I used to ask my dad what his favorite color was.
This seemed like an important question at the time.
He gave me an answer I thought was a cop out.
“I don’t have one. You need all the colors.”
I didn’t understand that, for an artist, this was true.
I thought, surely, he couldn’t like black.
Even after he was gone, I thought he couldn’t like the last color he saw
as he left this world.
Yet, maybe black was okay with him
like a long-awaited rest,
a silk curtain drawn on this act,
or a sigh.
I associate him with the color brown,
which is the color of everything at once—
the Folgers coffee he drank,
wood he carved into bears, moose, horses, and trees,
his skin in the summer, with that olive tint of the Cherokee,
stains on his gray lounge pants,
mud on the bank of Hamilton lake,
fried potatoes, the only food he ever cooked,
the Bible he read and taught from,
the forests we explored,
and the dirt he never feared touching.
Caitlyn Parris seeks to highlight the mystical within the mundane in her writing.
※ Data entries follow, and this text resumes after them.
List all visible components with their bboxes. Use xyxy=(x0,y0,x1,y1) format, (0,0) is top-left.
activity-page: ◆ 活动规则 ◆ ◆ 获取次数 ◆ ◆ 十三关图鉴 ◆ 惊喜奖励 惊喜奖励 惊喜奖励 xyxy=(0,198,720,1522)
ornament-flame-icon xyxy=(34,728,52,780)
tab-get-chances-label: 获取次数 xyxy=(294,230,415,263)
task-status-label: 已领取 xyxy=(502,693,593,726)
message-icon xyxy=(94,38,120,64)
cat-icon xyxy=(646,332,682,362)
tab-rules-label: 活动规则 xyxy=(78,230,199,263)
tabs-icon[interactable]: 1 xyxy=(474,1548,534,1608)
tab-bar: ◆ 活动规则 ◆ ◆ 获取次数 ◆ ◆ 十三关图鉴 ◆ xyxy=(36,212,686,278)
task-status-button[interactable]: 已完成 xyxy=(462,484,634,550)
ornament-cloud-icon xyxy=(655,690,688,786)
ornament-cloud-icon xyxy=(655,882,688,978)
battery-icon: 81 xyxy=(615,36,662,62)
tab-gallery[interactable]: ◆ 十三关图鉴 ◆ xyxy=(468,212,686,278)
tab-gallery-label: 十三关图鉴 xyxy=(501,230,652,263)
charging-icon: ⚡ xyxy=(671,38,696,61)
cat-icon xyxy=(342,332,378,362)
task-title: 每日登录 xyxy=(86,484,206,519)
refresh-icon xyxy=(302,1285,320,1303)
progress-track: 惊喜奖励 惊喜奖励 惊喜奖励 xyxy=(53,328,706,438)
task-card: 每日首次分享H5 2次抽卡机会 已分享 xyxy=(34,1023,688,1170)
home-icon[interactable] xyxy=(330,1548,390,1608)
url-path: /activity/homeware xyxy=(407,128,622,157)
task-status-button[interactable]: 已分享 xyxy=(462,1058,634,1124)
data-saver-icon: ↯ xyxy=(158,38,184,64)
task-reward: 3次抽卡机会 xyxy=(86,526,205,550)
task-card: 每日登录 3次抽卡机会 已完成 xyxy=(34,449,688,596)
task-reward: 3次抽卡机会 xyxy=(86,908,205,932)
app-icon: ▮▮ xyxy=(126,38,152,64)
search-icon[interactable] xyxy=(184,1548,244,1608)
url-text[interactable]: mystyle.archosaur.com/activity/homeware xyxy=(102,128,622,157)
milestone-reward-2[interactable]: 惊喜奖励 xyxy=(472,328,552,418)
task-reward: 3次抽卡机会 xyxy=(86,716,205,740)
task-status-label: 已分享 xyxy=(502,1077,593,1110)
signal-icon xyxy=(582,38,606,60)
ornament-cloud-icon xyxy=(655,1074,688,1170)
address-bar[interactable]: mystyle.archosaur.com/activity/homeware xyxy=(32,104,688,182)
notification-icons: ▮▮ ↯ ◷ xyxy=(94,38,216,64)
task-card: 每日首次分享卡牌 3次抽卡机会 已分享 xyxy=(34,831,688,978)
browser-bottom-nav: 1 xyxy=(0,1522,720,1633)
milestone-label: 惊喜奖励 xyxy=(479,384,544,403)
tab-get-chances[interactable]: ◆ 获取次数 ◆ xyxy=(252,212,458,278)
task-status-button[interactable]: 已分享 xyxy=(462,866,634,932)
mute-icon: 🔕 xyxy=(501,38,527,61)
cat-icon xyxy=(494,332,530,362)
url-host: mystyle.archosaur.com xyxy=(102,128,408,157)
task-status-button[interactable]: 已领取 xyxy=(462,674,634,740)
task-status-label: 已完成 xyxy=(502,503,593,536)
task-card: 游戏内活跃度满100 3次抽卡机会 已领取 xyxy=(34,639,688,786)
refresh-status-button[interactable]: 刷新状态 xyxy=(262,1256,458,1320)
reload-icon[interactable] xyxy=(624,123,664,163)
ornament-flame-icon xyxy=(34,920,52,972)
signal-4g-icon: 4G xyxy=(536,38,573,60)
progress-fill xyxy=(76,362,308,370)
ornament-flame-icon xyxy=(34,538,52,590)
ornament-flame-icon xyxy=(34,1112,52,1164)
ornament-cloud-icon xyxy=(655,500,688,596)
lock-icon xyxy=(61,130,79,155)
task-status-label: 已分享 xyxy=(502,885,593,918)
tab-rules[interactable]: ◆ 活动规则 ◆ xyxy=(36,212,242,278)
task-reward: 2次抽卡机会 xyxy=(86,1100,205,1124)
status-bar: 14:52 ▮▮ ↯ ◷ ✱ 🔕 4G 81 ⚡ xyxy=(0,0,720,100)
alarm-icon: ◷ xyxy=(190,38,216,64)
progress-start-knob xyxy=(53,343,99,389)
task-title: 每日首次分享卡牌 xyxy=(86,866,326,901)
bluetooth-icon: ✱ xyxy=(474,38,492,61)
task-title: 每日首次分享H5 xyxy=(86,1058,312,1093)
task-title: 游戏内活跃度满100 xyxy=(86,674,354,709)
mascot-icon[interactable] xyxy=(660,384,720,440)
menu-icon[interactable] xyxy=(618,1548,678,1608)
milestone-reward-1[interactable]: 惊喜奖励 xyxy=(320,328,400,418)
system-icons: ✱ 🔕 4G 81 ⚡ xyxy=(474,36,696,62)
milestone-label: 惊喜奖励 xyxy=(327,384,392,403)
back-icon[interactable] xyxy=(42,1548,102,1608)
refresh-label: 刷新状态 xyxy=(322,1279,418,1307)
She believes that the spiritual realm pervades and infuses the physical. When she is not writing, she enjoys teaching English as a Second Language, doing yoga, reading, cuddling with Momo the cat, and exploring with her husband Ben.
Photographer’s Note: This sepia photo represents the layers of brown images in the poem with the empty chair signifying loss of the speaker’s father. I overlayed Ecclesiastes 3 as this is the Bible verse I was reminded of when reading the poem. There is a time for everything. A time to mourn and a time to heal. In life and art, there is also a time for all colors. A time for red, a time for blue, a time for green…and also a time for brown.